Tuesday, October 16, 2007

maybe reality can be photographed


portrait of my reflection, originally uploaded by zen♫♪.

Most people will say they hate reality shows but will whisperingly confide that they turned on this one and "just got hooked, but it's the only one," (or two) that they can tolerate. I can't seem to watch any of them. Even the dancing ones or the scavenger hunt ones. Least of all the love or roommate or vote-someone-off shows. There's just too little there in terms of a story to interest me. Too much condiment and not enough food.

But there is a reality show I would watch. It would be the reality show of reality shows. It would answer this burning question in my head of "who on earth would want to be on a reality show?
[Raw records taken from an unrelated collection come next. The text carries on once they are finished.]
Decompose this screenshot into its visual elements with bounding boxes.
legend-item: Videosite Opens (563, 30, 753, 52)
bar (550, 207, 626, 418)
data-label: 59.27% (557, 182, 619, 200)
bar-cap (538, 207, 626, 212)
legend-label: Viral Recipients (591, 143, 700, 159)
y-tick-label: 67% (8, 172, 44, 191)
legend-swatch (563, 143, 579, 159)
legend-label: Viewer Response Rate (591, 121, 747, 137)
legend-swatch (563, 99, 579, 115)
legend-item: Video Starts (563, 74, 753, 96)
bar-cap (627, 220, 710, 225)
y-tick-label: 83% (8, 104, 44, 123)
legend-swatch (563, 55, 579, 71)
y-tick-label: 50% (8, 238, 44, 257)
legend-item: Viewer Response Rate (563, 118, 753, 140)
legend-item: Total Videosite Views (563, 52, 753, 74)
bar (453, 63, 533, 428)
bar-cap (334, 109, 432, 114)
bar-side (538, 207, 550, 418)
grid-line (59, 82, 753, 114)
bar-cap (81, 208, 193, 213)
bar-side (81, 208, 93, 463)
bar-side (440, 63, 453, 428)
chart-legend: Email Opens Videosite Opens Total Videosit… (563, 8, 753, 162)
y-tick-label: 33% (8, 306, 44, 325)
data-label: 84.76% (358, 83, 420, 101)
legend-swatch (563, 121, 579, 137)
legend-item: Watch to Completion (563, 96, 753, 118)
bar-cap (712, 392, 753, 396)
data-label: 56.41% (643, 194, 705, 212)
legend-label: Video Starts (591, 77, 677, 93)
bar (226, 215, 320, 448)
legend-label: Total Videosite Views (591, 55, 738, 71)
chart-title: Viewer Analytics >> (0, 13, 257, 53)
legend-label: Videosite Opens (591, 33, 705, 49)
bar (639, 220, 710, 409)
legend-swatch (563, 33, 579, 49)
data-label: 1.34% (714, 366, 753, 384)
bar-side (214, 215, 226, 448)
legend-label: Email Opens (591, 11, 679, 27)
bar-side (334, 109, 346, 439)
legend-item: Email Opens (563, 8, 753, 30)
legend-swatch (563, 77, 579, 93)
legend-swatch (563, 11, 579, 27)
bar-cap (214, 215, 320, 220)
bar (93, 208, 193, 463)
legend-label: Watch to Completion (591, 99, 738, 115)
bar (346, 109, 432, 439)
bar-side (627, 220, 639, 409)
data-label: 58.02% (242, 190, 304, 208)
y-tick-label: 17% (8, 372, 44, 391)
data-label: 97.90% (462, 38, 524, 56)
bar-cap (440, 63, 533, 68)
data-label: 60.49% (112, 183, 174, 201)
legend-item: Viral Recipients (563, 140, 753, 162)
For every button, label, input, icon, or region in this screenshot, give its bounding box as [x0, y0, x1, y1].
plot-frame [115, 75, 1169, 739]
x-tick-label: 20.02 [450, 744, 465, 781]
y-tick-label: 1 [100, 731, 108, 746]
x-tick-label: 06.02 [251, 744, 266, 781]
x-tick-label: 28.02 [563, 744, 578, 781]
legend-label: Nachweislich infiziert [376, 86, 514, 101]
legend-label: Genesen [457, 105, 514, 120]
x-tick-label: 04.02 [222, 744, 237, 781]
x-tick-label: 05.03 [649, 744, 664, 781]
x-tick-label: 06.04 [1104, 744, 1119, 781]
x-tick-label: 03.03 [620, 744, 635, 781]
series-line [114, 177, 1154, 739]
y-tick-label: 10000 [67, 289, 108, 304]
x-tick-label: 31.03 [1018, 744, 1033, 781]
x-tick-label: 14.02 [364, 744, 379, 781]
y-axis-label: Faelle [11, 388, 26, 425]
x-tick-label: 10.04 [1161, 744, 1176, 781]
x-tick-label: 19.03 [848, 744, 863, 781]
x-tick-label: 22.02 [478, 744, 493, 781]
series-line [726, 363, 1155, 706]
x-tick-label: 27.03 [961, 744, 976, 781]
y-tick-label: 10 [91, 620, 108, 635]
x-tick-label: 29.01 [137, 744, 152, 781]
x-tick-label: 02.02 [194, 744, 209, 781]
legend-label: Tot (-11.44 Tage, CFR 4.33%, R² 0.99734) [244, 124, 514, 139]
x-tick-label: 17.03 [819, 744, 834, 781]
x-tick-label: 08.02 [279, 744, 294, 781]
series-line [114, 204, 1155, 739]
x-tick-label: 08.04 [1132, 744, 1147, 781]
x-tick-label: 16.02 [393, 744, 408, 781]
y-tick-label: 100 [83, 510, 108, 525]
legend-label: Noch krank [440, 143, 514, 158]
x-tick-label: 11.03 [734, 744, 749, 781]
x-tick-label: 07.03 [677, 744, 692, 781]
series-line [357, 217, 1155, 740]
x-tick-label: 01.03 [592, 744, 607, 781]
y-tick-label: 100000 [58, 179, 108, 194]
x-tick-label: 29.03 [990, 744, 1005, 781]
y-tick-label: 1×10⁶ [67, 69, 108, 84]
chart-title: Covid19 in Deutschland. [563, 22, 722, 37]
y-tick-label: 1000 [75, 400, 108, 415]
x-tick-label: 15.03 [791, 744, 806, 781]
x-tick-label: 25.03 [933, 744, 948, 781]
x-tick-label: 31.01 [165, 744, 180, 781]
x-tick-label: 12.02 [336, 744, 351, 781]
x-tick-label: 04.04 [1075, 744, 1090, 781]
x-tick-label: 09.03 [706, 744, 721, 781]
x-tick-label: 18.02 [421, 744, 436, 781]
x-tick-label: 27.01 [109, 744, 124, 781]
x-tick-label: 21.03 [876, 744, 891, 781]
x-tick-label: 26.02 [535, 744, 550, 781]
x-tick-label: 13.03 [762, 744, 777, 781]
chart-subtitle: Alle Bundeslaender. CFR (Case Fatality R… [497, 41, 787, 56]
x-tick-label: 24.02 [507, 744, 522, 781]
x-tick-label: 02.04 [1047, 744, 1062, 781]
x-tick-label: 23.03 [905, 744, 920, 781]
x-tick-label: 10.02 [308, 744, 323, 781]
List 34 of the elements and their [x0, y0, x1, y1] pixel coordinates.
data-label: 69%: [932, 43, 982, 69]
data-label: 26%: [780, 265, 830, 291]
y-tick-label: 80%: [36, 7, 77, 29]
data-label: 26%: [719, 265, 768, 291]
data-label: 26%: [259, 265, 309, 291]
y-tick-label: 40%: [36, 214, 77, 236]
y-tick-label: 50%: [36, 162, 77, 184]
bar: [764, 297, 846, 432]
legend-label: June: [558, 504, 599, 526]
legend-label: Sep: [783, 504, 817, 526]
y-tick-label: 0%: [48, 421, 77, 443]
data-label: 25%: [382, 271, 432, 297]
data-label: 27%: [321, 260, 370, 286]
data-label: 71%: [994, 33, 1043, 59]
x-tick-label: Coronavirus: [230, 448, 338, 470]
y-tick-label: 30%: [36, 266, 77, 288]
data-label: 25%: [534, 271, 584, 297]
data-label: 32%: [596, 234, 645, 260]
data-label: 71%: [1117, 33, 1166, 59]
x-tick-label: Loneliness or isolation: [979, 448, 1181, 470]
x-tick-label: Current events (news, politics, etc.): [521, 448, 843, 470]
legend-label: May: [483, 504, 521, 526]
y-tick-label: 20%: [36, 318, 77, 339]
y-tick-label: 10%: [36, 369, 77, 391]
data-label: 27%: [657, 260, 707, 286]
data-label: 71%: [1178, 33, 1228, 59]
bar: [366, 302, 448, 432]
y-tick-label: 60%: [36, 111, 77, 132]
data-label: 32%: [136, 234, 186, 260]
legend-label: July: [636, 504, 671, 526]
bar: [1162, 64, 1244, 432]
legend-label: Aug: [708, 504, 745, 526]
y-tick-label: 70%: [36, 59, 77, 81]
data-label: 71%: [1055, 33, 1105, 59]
It would be a reality show about reality shows. It would follow a couple or a single person from the decision and idealism of wanting to become a reality show contestant to the disgust or shame or ultimate sell-out that the contestant has become after the show was over. Or after they were voted off. From their own point of view, not the point of view of the reality show itself.

It would show, with as honest an eye as TV could muster, the human life a person lead before their "reality" experience began, with all their hopes of notoriety or money or resolve to "show them how it's done" or whatever motivates a person to humiliate themselves into being filmed acting badly, along with how those dreams were ground down by the Directors and the Executive Producers who find they need to manipulate the contestant's reality to "give good drama." It would of course expose the "reality television" for what it is -- nothing even remotely close to reality -- but all for the good of our reality show, not theirs.

The hardest part of being human is being frail and making mistakes and learning from them and modifying our behavior because of it. Well, the hardest part may be taking that first step to all those steps: admitting it. And here is where my reality show would shine. We would show the people our filmings of their beginnings about what they thought, remind them of their idealism and naivety and let them realize how they look and then turn off the cameras. Allow them to understand what everyone else seems to understand about them But we would not film that realization. If it becomes an epiphany for them, then it does - but the finality of that will not be known by us, who shall be called "the viewer." The "final outcome" that TV loves so much would be left to the viewer's imagination.

What is private, should remain the ownership of the person who experiences reality, and the value of that could oneday become some sort of artistic expression or muted understanding passed along to us in the form of a poem or painting or best yet, a better reality show.

The revolution will not be broadcast, but will be what goes on after the cameras are turned off.